With Europe's dominant country and biggest economy stuck in more than three months of post-election stalemate, the acting chancellor's Christian Democratic-led bloc and the rival SPD began exploratory talks on Sunday amid a growing sense that their political futures are at stake.
"I'm going into these talks with optimism, though it's clear to me that a huge amount of work lies ahead," Merkel told reporters in Berlin on Sunday as she headed into the discussions. "We are willing to take on this task and bring it to a good conclusion."
Merkel, 63, has governed with the SPD for eight of her 12 years in office in a "grand coalition" of the country's two biggest parties.

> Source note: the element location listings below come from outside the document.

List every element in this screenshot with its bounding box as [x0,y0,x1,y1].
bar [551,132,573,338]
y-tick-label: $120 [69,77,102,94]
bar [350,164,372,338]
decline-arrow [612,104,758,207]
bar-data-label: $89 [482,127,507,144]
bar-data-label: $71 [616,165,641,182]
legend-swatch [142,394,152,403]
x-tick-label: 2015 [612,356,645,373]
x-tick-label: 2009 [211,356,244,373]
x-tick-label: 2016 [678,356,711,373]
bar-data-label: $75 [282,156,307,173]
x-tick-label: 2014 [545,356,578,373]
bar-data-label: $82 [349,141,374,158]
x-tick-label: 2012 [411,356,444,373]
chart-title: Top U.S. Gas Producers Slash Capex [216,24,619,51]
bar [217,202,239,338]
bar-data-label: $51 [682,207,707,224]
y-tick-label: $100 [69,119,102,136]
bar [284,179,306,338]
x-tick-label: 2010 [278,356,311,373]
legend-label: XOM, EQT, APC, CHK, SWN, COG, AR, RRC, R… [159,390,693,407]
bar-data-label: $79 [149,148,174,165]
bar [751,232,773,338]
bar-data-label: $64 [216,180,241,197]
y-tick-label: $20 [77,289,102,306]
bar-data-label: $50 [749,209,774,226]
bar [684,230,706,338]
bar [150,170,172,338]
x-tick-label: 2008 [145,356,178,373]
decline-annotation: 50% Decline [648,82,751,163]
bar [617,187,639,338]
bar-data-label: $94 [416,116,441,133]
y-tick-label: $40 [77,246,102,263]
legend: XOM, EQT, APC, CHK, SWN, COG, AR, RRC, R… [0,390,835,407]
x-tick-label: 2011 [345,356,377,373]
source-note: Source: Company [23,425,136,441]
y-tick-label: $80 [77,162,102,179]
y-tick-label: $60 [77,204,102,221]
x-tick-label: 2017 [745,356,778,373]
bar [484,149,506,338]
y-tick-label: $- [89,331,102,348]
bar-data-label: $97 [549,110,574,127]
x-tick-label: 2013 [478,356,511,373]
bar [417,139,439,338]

Her attempt to stitch together a disparate government with the pro-market Free Democrats and the Green party collapsed in November, leaving German decisions on everything from euro-area policy to migration and social programmes on hold.
The would-be partners have set a tight schedule, seeking to finish exploratory talks by Thursday.
If they agree there's enough common ground, the SPD's leadership would ask a party convention on January 21 to clear the way for full-fledged negotiations on a policy blueprint for a government.
"What I know is that we have to reach an agreement," Bavarian state premier Horst Seehofer, whose Christian Social Union is part of Merkel's bloc at the national level, told reporters in Berlin. "I repeat: We must reach an agreement."